Souvenirs - a play by Write to Life
Write to Life, Freedom from Torture's creative writing group, have a reputation for producing engaging and innovative material which sheds a light on the disturbing reality many survivors of torture face in UK.
During Refugee Week (2011), they performed their poetry at Survivor!, a musical celebration at All Hallows Gospel Oak in north London. In 2012, they performed works at the Tate Britain, inspired by the paintings they found there, and worked with musicians from the Neo-classical collective to put their pieces to music. In 2013, their output has been dominated by the gestation and delivery of 'Souvenirs', the group's first piece of verbatim theatre.
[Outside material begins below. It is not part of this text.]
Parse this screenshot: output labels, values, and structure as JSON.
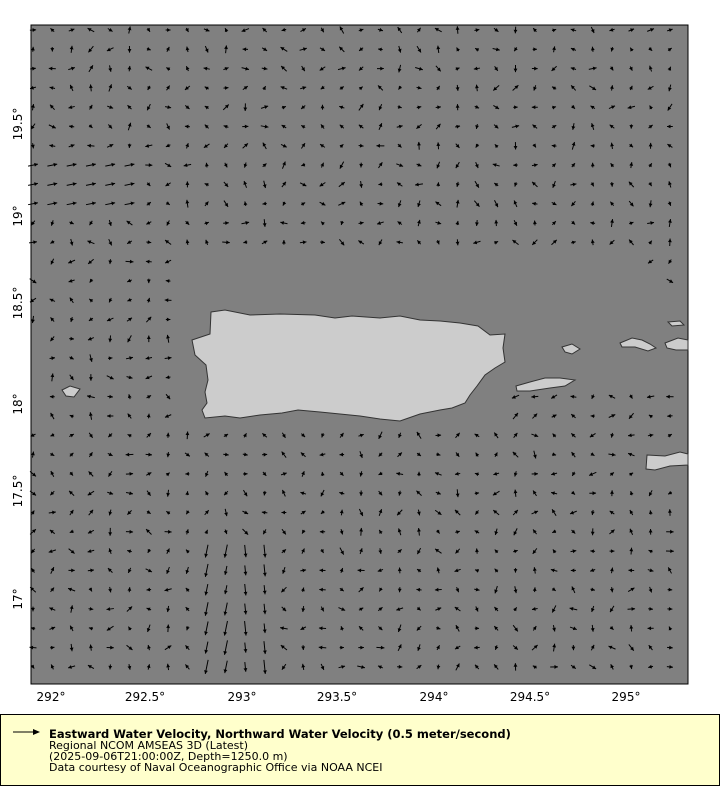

Souvenirs represents a three-way collaboration between Write to Life, ice&fire, a theatre company who explore human rights through performance, and Tamasha Theatre, who specialise in intercultural practice.
What happened to me, the marks on my body, the memories, they are going to be my souvenirs. I want to show people how I feel. In my struggle I did not have a voice and I want the world to know the truth. Talking, acting, writing about it: it's another way to free myself.
The project sought to provide Write to Life participants with opportunities to develop their writing and performing skills, and to use theatre as a tool to explore and give voice to the complex issues faced by refugees, asylum seekers, torture survivors and other vulnerable migrants.
But unlike other verbatim theatre pieces, where the actual words of real people are spoken by actors, 'Souvenirs' requires the actors to tell their own stories – and in doing so, to dig deep into painful memories, and revisit places and times they would rather have forgotten. The process, documented below by filmmaker Isabella de Rosario, proved both extremely challenging and extremely powerful.
The resulting 20-minute piece bears full testimony to this, with shows at the Bath Literature Festival and Jackson's Lane Theatre closing to stunned silences, followed by rapturous applause.